Commento di Hakan Fidan sul processo di apertura e messaggio alle SDF! 'Tutto questo...'
Affermando che le SDF, braccio siriano dell'organizzazione terroristica PKK/KCK, dovrebbero raggiungere volontariamente un accordo con il governo centrale, il Ministro degli Esteri Hakan Fidan ha dichiarato: "Non è accettabile che strutture armate continuino a esistere in questo Paese usando vari pretesti. Ci aspettiamo che l'YPG deponga le armi".
Il Ministro degli Esteri Hakan Fidan ha rilasciato dichiarazioni sull'attualità durante una trasmissione in diretta.
Parlando su NTV, il Ministro Fidan ha commentato le sue parole: "La divisione della Siria è un problema di sicurezza nazionale per noi, interverremo", affermando quanto segue:
"L'importanza della Siria per la sicurezza nazionale della Turchia è indiscutibile. I nostri vicini sono per noi spazi vitali. Non vogliamo occuparci dei problemi qui. Questi ritornano nel nostro territorio sotto forma di migrazione, stagnazione economica, ecc. Il nostro obiettivo numero uno è garantire stabilità, calma e sicurezza nella regione."
"CI ASPETTIAMO CHE L'YPG DEPONGA LE ARMI"
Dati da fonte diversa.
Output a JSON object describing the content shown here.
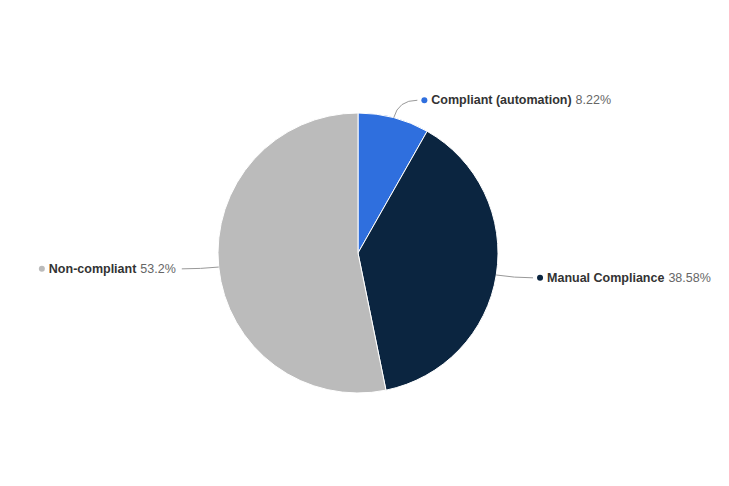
{
  "chart_data": {
    "type": "pie",
    "categories": [
      "Compliant (automation)",
      "Manual Compliance",
      "Non-compliant"
    ],
    "values": [
      8.22,
      38.58,
      53.2
    ],
    "value_labels": [
      "8.22%",
      "38.58%",
      "53.2%"
    ],
    "colors": [
      "#2f6fde",
      "#0b2540",
      "#bbbbbb"
    ],
    "data_labels": true
  }
}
Sottolineando che le SDF, braccio siriano dell'organizzazione terroristica PKK/KCK, dovrebbero raggiungere un accordo con il governo centrale, Fidan ha dichiarato: "È importante che le SDF raggiungano un accordo con il governo centrale senza perdere tempo e su base volontaria, che compiano passi autentici e senza riserve per attuare questo accordo e che la Turchia sia chiamata a testimoniare per la sicurezza. Non è accettabile che strutture armate continuino a esistere in questo Paese usando vari pretesti. Ci aspettiamo che l'YPG deponga le armi. La dichiarazione di Tom Barrack rivolta alle SDF è un appello appropriato" ha detto.
"NON ABBIAMO PAZIENZA PER PERDERE ALTRI 40 ANNI"
Parlando del processo in corso, definito come una Turchia senza terrorismo, in cui un gruppo di terroristi del PKK ha deposto le armi in Iraq, Fidan ha affermato:
"Non abbiamo il diritto di far vivere al nostro Paese e al nostro popolo i prossimi 40 anni come i precedenti 40, rivivendo ripetutamente lo scenario del PKK in Iraq e in Siria. Mentre il processo continua, i nostri cittadini non devono preoccuparsi. La nostra aspettativa è che non rimanga alcuna minaccia. Ci sono elementi armati in Iraq, in Siria e in Iran. Tutto questo deve essere monitorato. Negli ultimi 10 anni abbiamo scacciato il PKK da queste terre, ma è un problema in Siria e in Iraq. Potremmo dire 'non mi riguarda', ma non è così. Una trasformazione è possibile con una mentalità più civile, senza usare il linguaggio delle armi e del conflitto. Stiamo cercando di impedire che l'organizzazione diventi un problema per il popolo e per gli altri Paesi."